Black & Veatch MakerSpace makers are doing some amazing work producing CDC approved masks for front-line workers. They’ve assembled sewing kits from donated fabric from a company called Twirl Connect. In addition, they are making face shields from laser cut plastic and 3D printer plastic with supplies purchased by Black & Veatch.
Makers Angelica Sandoval and Nick Ward-Bopp are leading the cloth mask production effort.
“We knew that many Library staff know how to sew, but we were not sure which materials to use, which mask styles were approved by hospitals, or how to identify hospitals in need,” Ward-Bopp said.
After connecting with Johnson County Emergency Management Services, the makers found that 100 percent cotton fabric is preferred, and the County is accepting donations at their Med-Act station.
With Twirl Connect’s donation of 150 yards of cotton fabric, he and Sandoval put together kits for staff that include fabric, patterns, and thread. Library Adult Services Manager Kinsley Riggs, with help from her mother, spent an entire weekend cutting the fabric for the kits.
As of April 7, more than 35 staff had sewn 517 masks.
“It’s not often we get to have that sort of direct community impact,” Ward-Bopp said. “I’m thankful to everyone who has stepped up to help.”
Donated masks are being delivered through EMS to Johnson County Developmental Supports and will be used for staff who continue to do residential visits.
“We want to help get masks into the hands of medical professionals, first responders, and anyone on the front lines who are treating or working in proximity with COVID-19 patients or public,” Ward-Bopp said. “Making a mask may not seem like a big act, but it could save a life.”
In addition to cloth masks, Makers Thomas Mailloux and Brian Oertel are coordinating the production of 3D printed parts for face shields. Six 3D printers run day and night in the MakerSpace, printing the headbands used on the shields with materials purchased by Black & Veatch. Several printers are on loan from the MakerLab at Johnson County Community College, and other community partners are pitching in with material and hardware to help the effort.
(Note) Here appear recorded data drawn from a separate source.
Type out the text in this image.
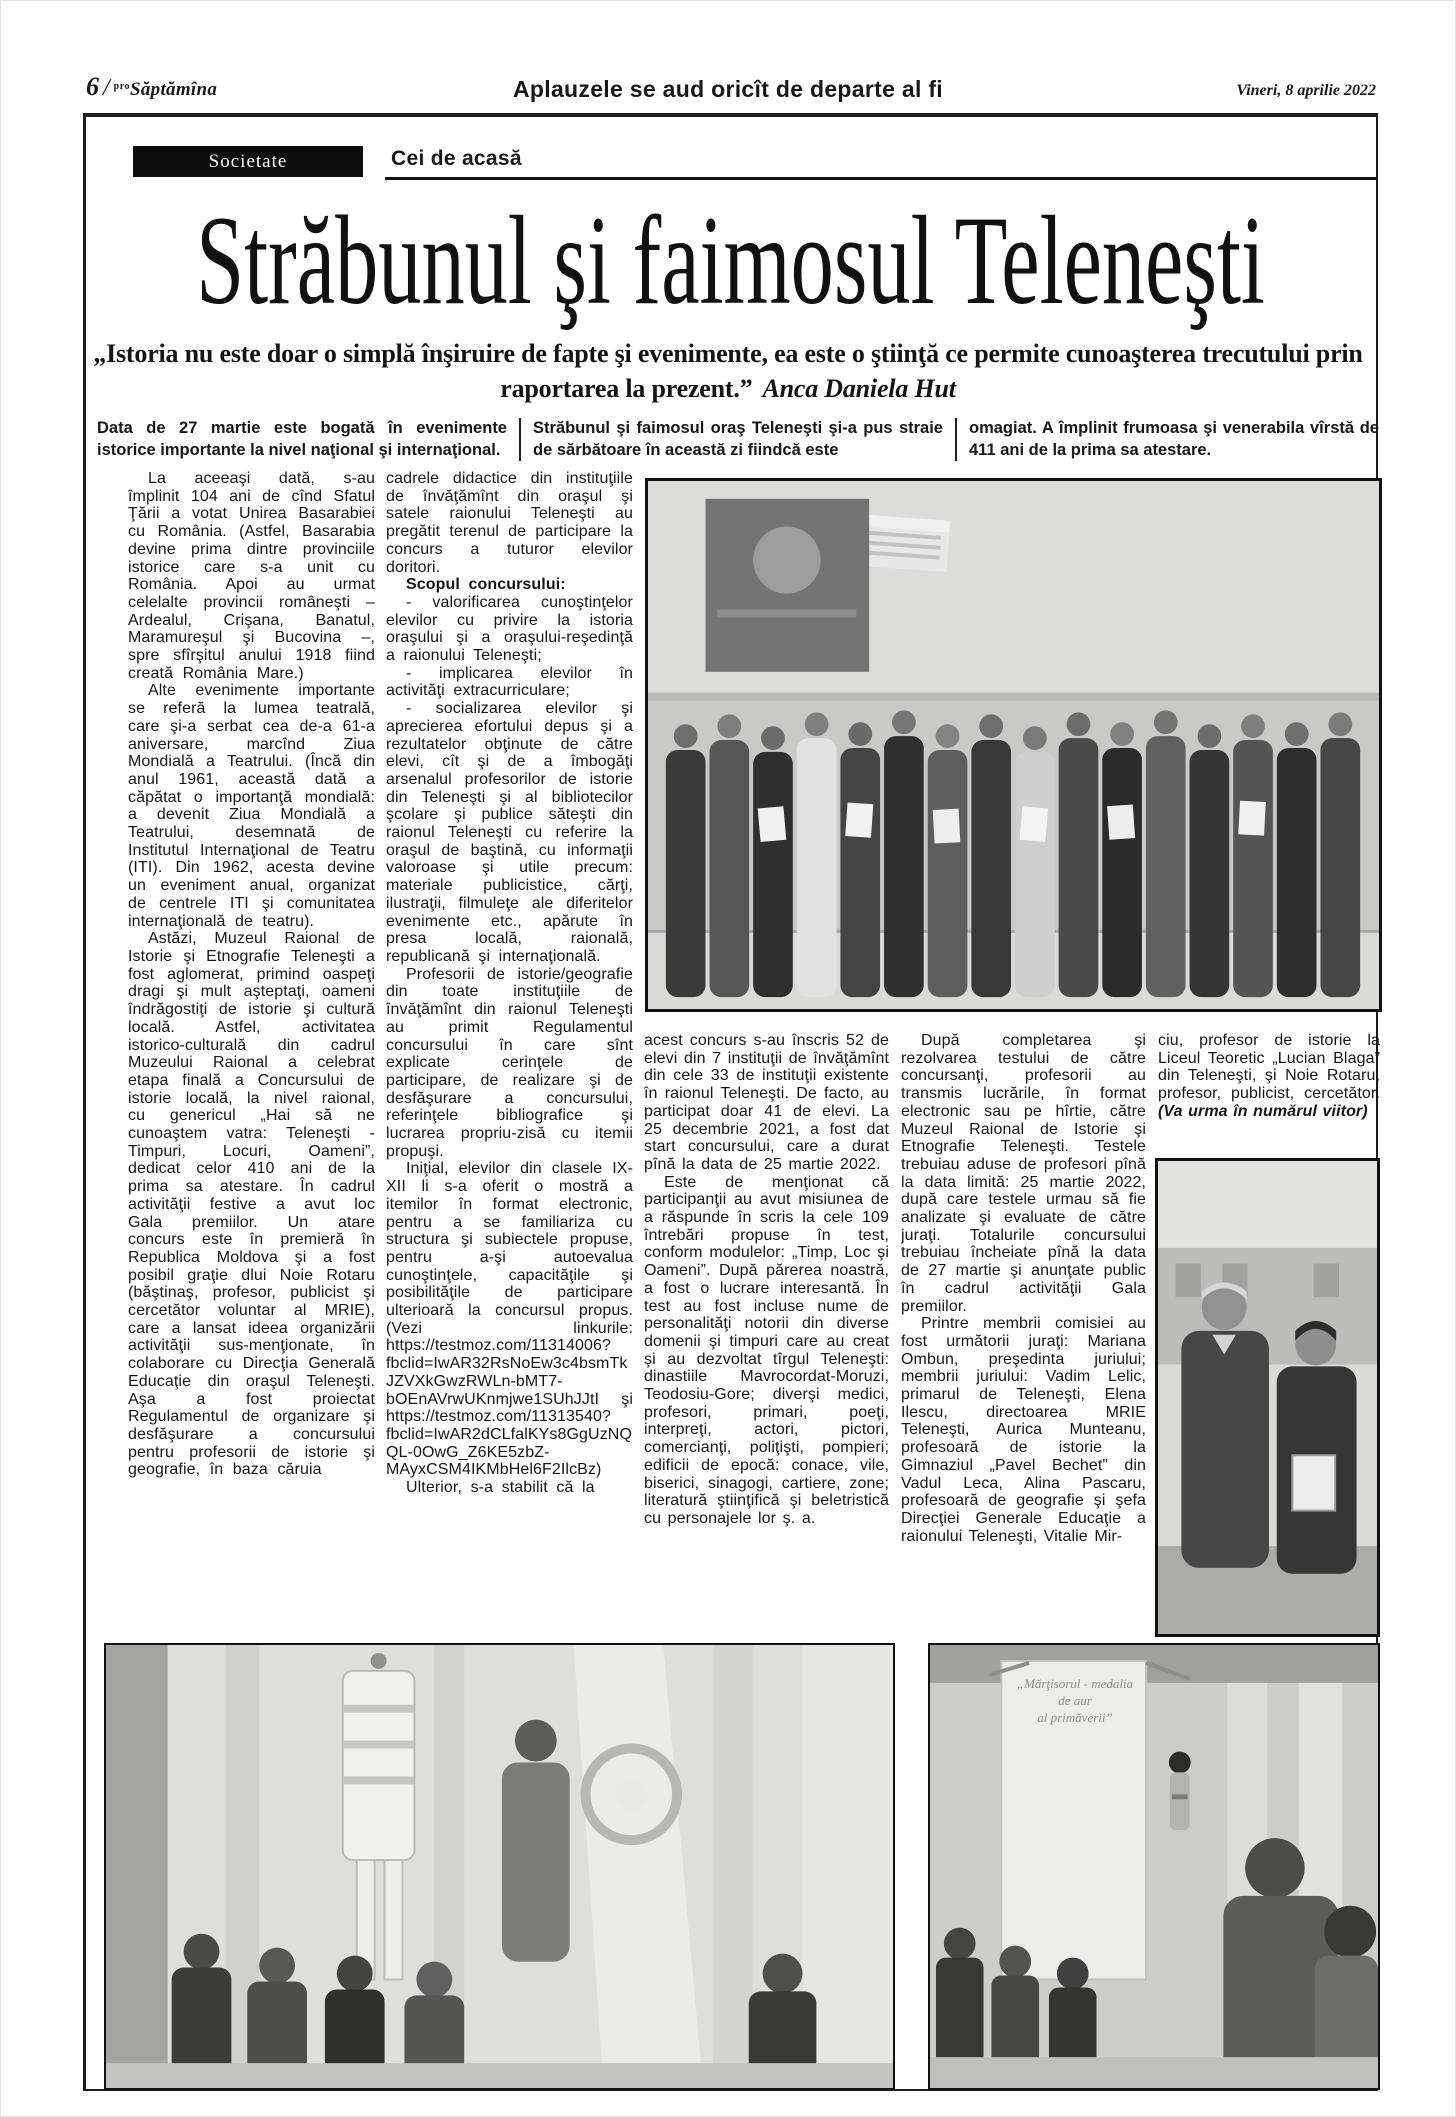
6 / $^{pro}$Săptămîna	Aplauzele se aud oricît de departe al fi	Vineri, 8 aprilie 2022
Societate	Cei de acasă
Străbunul şi faimosul Teleneşti
„Istoria nu este doar o simplă înşiruire de fapte şi evenimente, ea este o ştiinţă ce permite cunoaşterea trecutului prin raportarea la prezent.” Anca Daniela Hut
Data de 27 martie este bogată în evenimente istorice importante la nivel naţional şi internaţional.
Străbunul şi faimosul oraş Teleneşti şi-a pus straie de sărbătoare în această zi fiindcă este
omagiat. A împlinit frumoasa şi venerabila vîrstă de 411 ani de la prima sa atestare.

La aceeaşi dată, s-au împlinit 104 ani de cînd Sfatul Ţării a votat Unirea Basarabiei cu România. (Astfel, Basarabia devine prima dintre provinciile istorice care s-a unit cu România. Apoi au urmat celelalte provincii româneşti – Ardealul, Crişana, Banatul, Maramureşul şi Bucovina –, spre sfîrşitul anului 1918 fiind creată România Mare.)

Alte evenimente importante se referă la lumea teatrală, care şi-a serbat cea de-a 61-a aniversare, marcînd Ziua Mondială a Teatrului. (Încă din anul 1961, această dată a căpătat o importanţă mondială: a devenit Ziua Mondială a Teatrului, desemnată de Institutul Internaţional de Teatru (ITI). Din 1962, acesta devine un eveniment anual, organizat de centrele ITI şi comunitatea internaţională de teatru).

Astăzi, Muzeul Raional de Istorie şi Etnografie Teleneşti a fost aglomerat, primind oaspeţi dragi şi mult aşteptaţi, oameni îndrăgostiţi de istorie şi cultură locală. Astfel, activitatea istorico-culturală din cadrul Muzeului Raional a celebrat etapa finală a Concursului de istorie locală, la nivel raional, cu genericul „Hai să ne cunoaştem vatra: Teleneşti - Timpuri, Locuri, Oameni”, dedicat celor 410 ani de la prima sa atestare. În cadrul activităţii festive a avut loc Gala premiilor. Un atare concurs este în premieră în Republica Moldova şi a fost posibil graţie dlui Noie Rotaru (băştinaş, profesor, publicist şi cercetător voluntar al MRIE), care a lansat ideea organizării activităţii sus-menţionate, în colaborare cu Direcţia Generală Educaţie din oraşul Teleneşti. Aşa a fost proiectat Regulamentul de organizare şi desfăşurare a concursului pentru profesorii de istorie şi geografie, în baza căruia

cadrele didactice din instituţiile de învăţămînt din oraşul şi satele raionului Teleneşti au pregătit terenul de participare la concurs a tuturor elevilor doritori.

Scopul concursului:

- valorificarea cunoştinţelor elevilor cu privire la istoria oraşului şi a oraşului-reşedinţă a raionului Teleneşti;

- implicarea elevilor în activităţi extracurriculare;

- socializarea elevilor şi aprecierea efortului depus şi a rezultatelor obţinute de către elevi, cît şi de a îmbogăţi arsenalul profesorilor de istorie din Teleneşti şi al bibliotecilor şcolare şi publice săteşti din raionul Teleneşti cu referire la oraşul de baştină, cu informaţii valoroase şi utile precum: materiale publicistice, cărţi, ilustraţii, filmuleţe ale diferitelor evenimente etc., apărute în presa locală, raională, republicană şi internaţională.

Profesorii de istorie/geografie din toate instituţiile de învăţămînt din raionul Teleneşti au primit Regulamentul concursului în care sînt explicate cerinţele de participare, de realizare şi de desfăşurare a concursului, referinţele bibliografice şi lucrarea propriu-zisă cu itemii propuşi.

Iniţial, elevilor din clasele IX-XII li s-a oferit o mostră a itemilor în format electronic, pentru a se familiariza cu structura şi subiectele propuse, pentru a-şi autoevalua cunoştinţele, capacităţile şi posibilităţile de participare ulterioară la concursul propus. (Vezi linkurile: https://testmoz.com/11314006?fbclid=IwAR32RsNoEw3c4bsmTkJZVXkGwzRWLn-bMT7-bOEnAVrwUKnmjwe1SUhJJtI şi https://testmoz.com/11313540?fbclid=IwAR2dCLfalKYs8GgUzNQQL-0OwG_Z6KE5zbZ-MAyxCSM4IKMbHel6F2IlcBz)

Ulterior, s-a stabilit că la

acest concurs s-au înscris 52 de elevi din 7 instituţii de învăţămînt din cele 33 de instituţii existente în raionul Teleneşti. De facto, au participat doar 41 de elevi. La 25 decembrie 2021, a fost dat start concursului, care a durat pînă la data de 25 martie 2022.

Este de menţionat că participanţii au avut misiunea de a răspunde în scris la cele 109 întrebări propuse în test, conform modulelor: „Timp, Loc şi Oameni”. După părerea noastră, a fost o lucrare interesantă. În test au fost incluse nume de personalităţi notorii din diverse domenii şi timpuri care au creat şi au dezvoltat tîrgul Teleneşti: dinastiile Mavrocordat-Moruzi, Teodosiu-Gore; diverşi medici, profesori, primari, poeţi, interpreţi, actori, pictori, comercianţi, poliţişti, pompieri; edificii de epocă: conace, vile, biserici, sinagogi, cartiere, zone; literatură ştiinţifică şi beletristică cu personajele lor ş. a.

După completarea şi rezolvarea testului de către concursanţi, profesorii au transmis lucrările, în format electronic sau pe hîrtie, către Muzeul Raional de Istorie şi Etnografie Teleneşti. Testele trebuiau aduse de profesori pînă la data limită: 25 martie 2022, după care testele urmau să fie analizate şi evaluate de către juraţi. Totalurile concursului trebuiau încheiate pînă la data de 27 martie şi anunţate public în cadrul activităţii Gala premiilor.

Printre membrii comisiei au fost următorii juraţi: Mariana Ombun, preşedinta juriului; membrii juriului: Vadim Lelic, primarul de Teleneşti, Elena Ilescu, directoarea MRIE Teleneşti, Aurica Munteanu, profesoară de istorie la Gimnaziul „Pavel Bechet” din Vadul Leca, Alina Pascaru, profesoară de geografie şi şefa Direcţiei Generale Educaţie a raionului Teleneşti, Vitalie Mir-

ciu, profesor de istorie la Liceul Teoretic „Lucian Blaga” din Teleneşti, şi Noie Rotaru, profesor, publicist, cercetător. (Va urma în numărul viitor)

„Mărţisorul - medalia
de aur
al primăverii”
The machines can print two headbands at a time, and each print job takes seven hours, Riggs said. She estimates that the makers are making 18 face shields per day. Black and Veatch has provided most of the materials however, the team needs more supplies.
“Supplies for making masks and shields are starting to become scarce,” said MakerSpace Facilitator Brian Oertel. “It has forced us to be a little more creative in finding materials.”
Filament for 3D printing is becoming hard to find, as well as acetate inserts. Elastic has also been in short supply. Makers are prototyping creative solutions, like using Avery plastic dividers as inserts and pipe cleaners to create a moldable nose piece for the cloth masks.
“The goal is to provide products that can lengthen the life of medical grade PPE or provide people some barrier to infection,” Oertel said. “If we can’t be physically near others, we can still offer something to the community.”
The makers continue to search for creative solutions to supply shortages and will be reaching out to the private businesses for help. They will also keep doing what they do best – creating solutions where it seems like none exist.
“We are investigating printing other things beside face masks,” Oertel said. “There are designs out there for ventilation splitters, to allow multiple patients to use one ventilator.
“If we as makers can do anything to help those people dealing with the pandemic head on, we have to try,” Oertel said.